The host computers are set up so that when someone types in your domain name (your Web address), the address will follow a route from computer to computer until it reaches your host computer and your web site. Then the Internet user will be able to browse through your Web site. Hosting companies usually require that you own your own domain name in order to host with them. If you don’t have a domain name, most hosting companies will help you purchase one.

To have a Web site on the Internet you first need to have a Web server. Unfortunately, owning and operating a Web server can be very costly and requires technical expertise that most businesses do not possess. This is where “Web hosts” come in. Web hosts provide the equipment and other technical resources that are required to provide a consumer with their own customized Web site. Hosting companies charge a rental fee for the service of storing your Web site and allowing Web site visitor traffic flow to through their computers to get to the information on your site.

Web hosting services are more advantageous because they are outsourced, meaning that the physical location of the Web server does not reside at the consumer’s premises. Outsourcing your Web presence effectively transfers the responsibility for maintaining your Web site infrastructure from yourself to an organization that is more competent to do so.

Many individuals and small businesses take advantage of Web hosts in order to free themselves from pre-occupying their scarce human and financial resources on Web host issues. Individuals and companies who outsource their Web presence do so in order to achieve the following objectives: reduce and control operating costs; improve their own company focus; gain access to in-depth expertise; free internal resources for core competencies; and obtain access to world-class capabilities to control IT functions which are difficult to manage.

The best Web hosting services will provide relatively seamless access to IT functions that will allow you to self-publish your Web site. It is important to note that “Web hosting” strictly refers to providing the consumer with the capacity to upload content to a server for immediate transmission for those that request it. Web hosting does not include the authoring of a Web site or the development of database-driven components or code. It is incumbent upon the consumer of Web hosting services to develop this material or have it developed on his or her behalf.

Web hosting is offered to the consumer in multiple formats based upon the user’s requirements. These requirements are incumbent upon cost and infrastructure provided.

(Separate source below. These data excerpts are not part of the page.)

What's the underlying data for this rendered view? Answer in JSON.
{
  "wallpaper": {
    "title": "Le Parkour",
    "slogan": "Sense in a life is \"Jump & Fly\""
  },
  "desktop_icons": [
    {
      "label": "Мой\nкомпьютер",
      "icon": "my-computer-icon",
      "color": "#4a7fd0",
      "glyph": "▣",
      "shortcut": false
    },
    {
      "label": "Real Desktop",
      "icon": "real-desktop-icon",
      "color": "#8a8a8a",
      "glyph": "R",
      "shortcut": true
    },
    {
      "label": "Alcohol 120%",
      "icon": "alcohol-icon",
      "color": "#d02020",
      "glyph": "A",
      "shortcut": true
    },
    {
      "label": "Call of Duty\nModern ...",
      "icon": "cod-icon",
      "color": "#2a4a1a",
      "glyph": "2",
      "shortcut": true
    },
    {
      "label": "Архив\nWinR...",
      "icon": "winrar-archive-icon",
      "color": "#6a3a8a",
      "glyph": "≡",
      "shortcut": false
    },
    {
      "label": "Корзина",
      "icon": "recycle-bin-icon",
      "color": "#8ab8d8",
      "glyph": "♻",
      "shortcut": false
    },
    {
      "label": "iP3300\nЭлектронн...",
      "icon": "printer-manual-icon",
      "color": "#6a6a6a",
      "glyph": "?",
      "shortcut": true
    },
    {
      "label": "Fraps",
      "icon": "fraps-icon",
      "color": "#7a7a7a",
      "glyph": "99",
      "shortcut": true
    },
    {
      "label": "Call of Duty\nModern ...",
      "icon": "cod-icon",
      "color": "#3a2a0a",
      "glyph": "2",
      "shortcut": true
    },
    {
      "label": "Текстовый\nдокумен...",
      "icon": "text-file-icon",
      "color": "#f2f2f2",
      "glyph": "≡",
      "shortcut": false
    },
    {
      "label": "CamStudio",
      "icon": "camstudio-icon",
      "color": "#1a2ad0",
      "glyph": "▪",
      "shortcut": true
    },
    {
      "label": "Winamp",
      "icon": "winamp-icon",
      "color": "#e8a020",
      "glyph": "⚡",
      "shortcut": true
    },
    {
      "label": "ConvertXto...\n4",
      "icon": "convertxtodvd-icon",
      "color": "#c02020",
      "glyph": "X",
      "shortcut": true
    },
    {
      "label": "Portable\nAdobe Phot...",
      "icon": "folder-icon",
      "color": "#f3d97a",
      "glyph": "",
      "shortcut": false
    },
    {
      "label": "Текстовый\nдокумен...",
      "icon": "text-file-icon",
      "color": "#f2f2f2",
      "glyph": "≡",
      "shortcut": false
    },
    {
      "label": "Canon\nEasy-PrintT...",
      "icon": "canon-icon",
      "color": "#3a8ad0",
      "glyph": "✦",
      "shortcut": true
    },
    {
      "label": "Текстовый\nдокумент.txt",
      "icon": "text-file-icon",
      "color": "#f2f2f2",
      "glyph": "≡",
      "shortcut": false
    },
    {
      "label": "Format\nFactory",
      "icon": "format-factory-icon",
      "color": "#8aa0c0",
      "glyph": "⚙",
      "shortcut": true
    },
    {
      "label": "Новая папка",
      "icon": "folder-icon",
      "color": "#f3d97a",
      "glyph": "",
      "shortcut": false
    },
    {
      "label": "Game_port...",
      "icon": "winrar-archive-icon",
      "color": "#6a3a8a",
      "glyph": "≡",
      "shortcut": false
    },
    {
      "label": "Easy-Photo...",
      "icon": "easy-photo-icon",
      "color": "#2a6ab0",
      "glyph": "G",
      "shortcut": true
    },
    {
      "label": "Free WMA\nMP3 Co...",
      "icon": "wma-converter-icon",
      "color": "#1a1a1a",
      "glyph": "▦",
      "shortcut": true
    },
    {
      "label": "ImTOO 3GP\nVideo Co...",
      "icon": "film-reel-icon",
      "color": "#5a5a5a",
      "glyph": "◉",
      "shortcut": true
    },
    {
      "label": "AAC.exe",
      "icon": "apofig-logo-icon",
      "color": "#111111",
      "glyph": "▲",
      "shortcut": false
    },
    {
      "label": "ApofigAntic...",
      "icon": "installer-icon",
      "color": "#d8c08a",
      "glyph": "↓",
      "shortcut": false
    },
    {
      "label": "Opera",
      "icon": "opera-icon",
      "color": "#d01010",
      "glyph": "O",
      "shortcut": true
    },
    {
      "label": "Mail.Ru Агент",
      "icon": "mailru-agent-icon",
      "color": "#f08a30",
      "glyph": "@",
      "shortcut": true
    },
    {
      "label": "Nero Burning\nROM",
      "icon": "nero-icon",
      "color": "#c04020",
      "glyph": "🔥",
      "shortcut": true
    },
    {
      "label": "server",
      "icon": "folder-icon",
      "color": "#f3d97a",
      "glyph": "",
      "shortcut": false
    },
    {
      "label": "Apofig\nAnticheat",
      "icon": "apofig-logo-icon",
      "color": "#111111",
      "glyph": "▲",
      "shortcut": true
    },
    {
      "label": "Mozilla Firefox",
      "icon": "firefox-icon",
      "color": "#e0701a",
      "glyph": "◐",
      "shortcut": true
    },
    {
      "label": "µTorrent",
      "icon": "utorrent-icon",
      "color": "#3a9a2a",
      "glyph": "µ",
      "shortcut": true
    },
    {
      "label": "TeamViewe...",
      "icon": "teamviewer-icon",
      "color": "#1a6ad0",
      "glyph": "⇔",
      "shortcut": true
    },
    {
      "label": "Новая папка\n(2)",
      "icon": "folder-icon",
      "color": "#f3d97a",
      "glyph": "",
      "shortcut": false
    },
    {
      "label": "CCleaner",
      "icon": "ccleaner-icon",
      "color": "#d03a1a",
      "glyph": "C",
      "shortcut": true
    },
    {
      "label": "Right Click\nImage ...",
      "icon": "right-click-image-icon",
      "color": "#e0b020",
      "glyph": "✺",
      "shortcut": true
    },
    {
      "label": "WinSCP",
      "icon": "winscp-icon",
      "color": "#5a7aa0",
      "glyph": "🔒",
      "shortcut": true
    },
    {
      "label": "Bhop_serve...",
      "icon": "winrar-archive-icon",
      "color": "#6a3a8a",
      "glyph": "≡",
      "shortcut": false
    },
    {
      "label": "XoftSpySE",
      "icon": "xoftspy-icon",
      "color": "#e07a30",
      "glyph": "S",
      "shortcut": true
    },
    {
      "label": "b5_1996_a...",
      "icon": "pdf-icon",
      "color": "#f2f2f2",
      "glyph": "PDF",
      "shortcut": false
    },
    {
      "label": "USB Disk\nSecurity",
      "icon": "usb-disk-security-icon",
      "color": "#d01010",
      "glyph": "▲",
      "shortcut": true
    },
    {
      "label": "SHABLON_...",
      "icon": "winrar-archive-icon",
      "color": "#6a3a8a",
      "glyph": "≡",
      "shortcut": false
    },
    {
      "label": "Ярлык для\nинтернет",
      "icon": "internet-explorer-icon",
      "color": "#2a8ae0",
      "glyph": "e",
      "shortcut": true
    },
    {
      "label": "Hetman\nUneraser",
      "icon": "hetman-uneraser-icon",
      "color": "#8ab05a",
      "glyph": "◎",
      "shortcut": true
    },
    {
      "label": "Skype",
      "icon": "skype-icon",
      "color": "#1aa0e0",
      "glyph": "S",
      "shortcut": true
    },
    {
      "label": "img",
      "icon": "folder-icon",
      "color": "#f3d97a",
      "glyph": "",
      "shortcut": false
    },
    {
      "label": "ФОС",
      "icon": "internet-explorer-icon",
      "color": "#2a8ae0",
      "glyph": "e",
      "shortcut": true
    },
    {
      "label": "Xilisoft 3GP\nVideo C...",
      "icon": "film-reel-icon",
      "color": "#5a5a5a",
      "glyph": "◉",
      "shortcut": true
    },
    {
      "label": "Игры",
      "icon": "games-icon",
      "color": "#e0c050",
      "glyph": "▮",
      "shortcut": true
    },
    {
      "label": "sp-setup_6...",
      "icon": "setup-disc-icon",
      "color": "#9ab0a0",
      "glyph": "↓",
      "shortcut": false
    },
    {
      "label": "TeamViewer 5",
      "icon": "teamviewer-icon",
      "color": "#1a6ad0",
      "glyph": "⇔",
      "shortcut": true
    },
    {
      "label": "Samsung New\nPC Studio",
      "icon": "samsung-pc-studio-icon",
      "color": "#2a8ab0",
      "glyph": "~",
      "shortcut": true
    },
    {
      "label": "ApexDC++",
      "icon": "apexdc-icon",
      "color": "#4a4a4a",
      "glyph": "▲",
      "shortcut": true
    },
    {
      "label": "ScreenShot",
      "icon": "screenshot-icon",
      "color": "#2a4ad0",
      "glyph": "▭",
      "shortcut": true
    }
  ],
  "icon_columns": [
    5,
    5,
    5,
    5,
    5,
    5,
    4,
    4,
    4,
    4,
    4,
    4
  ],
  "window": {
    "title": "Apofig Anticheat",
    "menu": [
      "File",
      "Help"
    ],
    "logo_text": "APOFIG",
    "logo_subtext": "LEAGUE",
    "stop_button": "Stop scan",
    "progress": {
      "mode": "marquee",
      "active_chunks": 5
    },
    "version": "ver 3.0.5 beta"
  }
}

Web hosting can be obtained free of cost from content portal sites such as Yahoo! GeoCities. Such content sites invite individual users to establish Web sites on their domain in order to create a critical mass of core content on their online property. The user does not pay for service because it is subsidized by banner advertising. Because such sites do not charge, they offer limited service depth and quality of service. For example, free services will not provide customized hosting services where domain names are personalized (i.e., www.yourdomain.com).

The “paid” class of Web hosting services however does provide such services. Paid services are normally offered by Internet service providers (ISPs) or by hosting service providers (HSPs). Paid services provide a reliable set of offerings that ensure domain name personalization, service depth and high levels of quality of service. The paid class of Web hosting includes shared, dedicated and managed services. Shared is the most basic level of hosting. With shared hosting, numerous Web sites are shared on one server. While an economic solution, they typically cannot handle large amounts of storage or traffic.

If a consumer’s needs are more sophisticated, then they might opt for either dedicated or managed services.

Dedicated hosting allots a Web site its own server. This is more flexible than shared hosting, as webmasters typically have full control over the back end of the server, including choice of OS.

Managed hosting, on the other hand is a dedicated server that is accompanied by a full suite of technical support, maintenance and monitoring services. This differs from dedicated Web hosting, where customers are provided with their own servers but are still responsible for virtually all administrative and maintenance duties.